Karinderya Para sa Healthy Pilipinas believes that the local karinderya can serve as a champion for nutrition in the community by providing healthy and nutritious food offerings for its customers.
It is also founded in the idea that dietary supplementation can help improve the nutritional status of children under five years old, nutritionally-at-risk pregnant women, and undernourished lactating women especially during the first 1,000 days of life.
“The karinderya provides an opportunity for a more culturally-acceptable and more engaging implementation of nutrition supplementation programs such as this,” said DOH Davao Nutritionist-Dietitian IV Mayflor P. Espiritu.
“Karinderyas can be harnessed as partners in nutrition for and beyond the implementation of supplementation activities due to its physical and social closeness with the community,” she added.
Pinggang Pinoy remains powerful
Nutrition is a lifetime endeavor and it helps keep diseases at bay, especially among adults. According to the World Health Organization, non-communicable diseases (NCDs) account for 68% of all deaths in the Philippines. The probability of dying between the ages of 30 and 70 years from one of the four primary NCDs (heart and lung diseases, cancers and diabetes) is 29% in the Philippines.

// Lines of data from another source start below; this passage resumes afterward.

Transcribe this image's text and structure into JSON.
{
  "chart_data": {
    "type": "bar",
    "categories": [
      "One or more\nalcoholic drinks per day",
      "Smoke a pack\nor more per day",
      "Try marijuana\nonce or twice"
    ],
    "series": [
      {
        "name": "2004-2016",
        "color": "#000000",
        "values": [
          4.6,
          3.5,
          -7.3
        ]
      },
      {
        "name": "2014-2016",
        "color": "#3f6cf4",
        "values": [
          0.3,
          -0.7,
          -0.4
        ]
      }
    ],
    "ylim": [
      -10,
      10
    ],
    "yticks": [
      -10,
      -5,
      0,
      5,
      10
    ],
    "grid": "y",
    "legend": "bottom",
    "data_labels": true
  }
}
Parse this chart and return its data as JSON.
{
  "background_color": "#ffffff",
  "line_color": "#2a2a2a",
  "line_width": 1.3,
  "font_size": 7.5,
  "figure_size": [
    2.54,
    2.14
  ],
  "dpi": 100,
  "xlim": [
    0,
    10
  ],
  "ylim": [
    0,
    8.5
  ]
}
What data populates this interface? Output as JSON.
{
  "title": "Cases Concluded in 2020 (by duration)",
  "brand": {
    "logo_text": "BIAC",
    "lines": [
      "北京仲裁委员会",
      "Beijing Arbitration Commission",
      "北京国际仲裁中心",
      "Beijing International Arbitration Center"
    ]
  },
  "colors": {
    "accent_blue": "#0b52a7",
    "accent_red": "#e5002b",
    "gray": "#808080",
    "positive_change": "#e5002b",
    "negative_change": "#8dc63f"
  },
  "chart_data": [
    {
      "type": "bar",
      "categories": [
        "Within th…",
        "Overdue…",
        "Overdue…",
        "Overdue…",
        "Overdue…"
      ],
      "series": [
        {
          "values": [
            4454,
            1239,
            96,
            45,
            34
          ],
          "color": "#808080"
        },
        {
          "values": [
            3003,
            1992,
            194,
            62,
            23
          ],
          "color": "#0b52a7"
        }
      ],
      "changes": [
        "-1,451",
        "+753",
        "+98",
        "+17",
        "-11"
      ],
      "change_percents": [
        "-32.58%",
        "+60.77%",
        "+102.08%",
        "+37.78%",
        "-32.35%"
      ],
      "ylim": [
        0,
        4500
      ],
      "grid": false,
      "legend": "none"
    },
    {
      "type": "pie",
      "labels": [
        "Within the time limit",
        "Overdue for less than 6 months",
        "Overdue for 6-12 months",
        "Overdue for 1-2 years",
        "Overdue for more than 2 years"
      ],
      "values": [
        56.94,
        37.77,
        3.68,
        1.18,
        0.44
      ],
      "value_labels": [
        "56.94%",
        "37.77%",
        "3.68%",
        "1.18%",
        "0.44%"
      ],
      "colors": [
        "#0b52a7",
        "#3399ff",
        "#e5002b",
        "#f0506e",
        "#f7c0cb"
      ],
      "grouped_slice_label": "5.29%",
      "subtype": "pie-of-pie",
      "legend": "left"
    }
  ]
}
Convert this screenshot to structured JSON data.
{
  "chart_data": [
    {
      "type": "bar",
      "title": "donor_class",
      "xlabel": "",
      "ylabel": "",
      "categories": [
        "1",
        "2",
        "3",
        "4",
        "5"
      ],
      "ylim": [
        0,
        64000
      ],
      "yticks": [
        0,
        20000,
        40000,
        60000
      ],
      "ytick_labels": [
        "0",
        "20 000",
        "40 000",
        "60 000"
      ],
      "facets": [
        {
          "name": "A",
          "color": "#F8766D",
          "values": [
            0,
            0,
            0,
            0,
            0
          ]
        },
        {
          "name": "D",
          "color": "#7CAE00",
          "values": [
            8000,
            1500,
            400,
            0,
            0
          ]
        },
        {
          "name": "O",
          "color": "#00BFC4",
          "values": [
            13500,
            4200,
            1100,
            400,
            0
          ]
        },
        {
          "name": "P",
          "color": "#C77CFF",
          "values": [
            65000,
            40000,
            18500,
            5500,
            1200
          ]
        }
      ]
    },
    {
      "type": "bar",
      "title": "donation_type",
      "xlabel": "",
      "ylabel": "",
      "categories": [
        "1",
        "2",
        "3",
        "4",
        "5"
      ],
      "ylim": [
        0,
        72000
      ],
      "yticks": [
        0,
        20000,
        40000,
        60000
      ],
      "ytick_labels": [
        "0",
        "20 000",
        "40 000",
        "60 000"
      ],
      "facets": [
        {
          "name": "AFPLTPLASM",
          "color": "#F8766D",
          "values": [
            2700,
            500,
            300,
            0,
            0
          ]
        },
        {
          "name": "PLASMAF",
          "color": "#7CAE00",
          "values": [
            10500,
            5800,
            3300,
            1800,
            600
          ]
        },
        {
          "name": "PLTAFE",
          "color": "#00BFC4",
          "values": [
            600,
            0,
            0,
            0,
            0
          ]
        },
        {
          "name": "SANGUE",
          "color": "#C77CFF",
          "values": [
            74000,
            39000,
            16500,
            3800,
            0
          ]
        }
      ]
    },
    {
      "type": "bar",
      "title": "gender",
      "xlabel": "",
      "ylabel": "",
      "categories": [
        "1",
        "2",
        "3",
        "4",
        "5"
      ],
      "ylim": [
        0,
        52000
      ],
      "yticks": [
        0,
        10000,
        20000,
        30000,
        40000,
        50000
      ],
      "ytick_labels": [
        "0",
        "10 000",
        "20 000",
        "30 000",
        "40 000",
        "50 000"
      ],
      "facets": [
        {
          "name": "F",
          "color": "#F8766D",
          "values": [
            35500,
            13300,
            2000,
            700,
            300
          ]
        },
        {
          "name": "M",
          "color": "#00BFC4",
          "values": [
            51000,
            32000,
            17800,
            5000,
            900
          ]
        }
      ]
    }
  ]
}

How then can this be addressed? Espiritu points out that nutrition is a key element in the process and Filipinos can always turn to the Pinggang Pinoy model as an easy-to-understand guide that reminds us of what meals should look like each day.
She said that Pinggang Pinoy limits excessive intake of salt, sugar, and unhealthy fats and instead encourages fruits and vegetables. It promotes portion control and variety and supports long-term heart health, weight management, and blood sugar control.
“It is a powerful visual tool that helps promote healthy eating habits and balanced meals; it is one piece of the puzzle in preventing non-communicable diseases,” she said.
The Food and Nutrition Research Institute of the Department of Science and Technology developed Pinggang Pinoy in collaboration with the World Health Organization, Department of Health, and National Nutrition Council.
Community action required
To sustain these efforts in nutrition and in health, Dr. Gamolo pointed out that the community, health leaders and stakeholders across sectors can do these things: First is to strengthen barangay-level nutrition programs by educating families of healthy and budget-friendly meal planning; and mothers of exclusive breastfeeding and complementary feeding.
Supporting local farmers and food producers is also important in this process; they are the makers of the food that we bring to the table and are the primary players in the food value chain.
Workers in health can also pitch in by ensuring that nutrition-sensitive services reach the farthest sitios and puroks. The conversation that we share with each other about food shape our health.
“Together, we can champion nutrition, nourish our people, and empower the nation,” Dr. Gamolo said.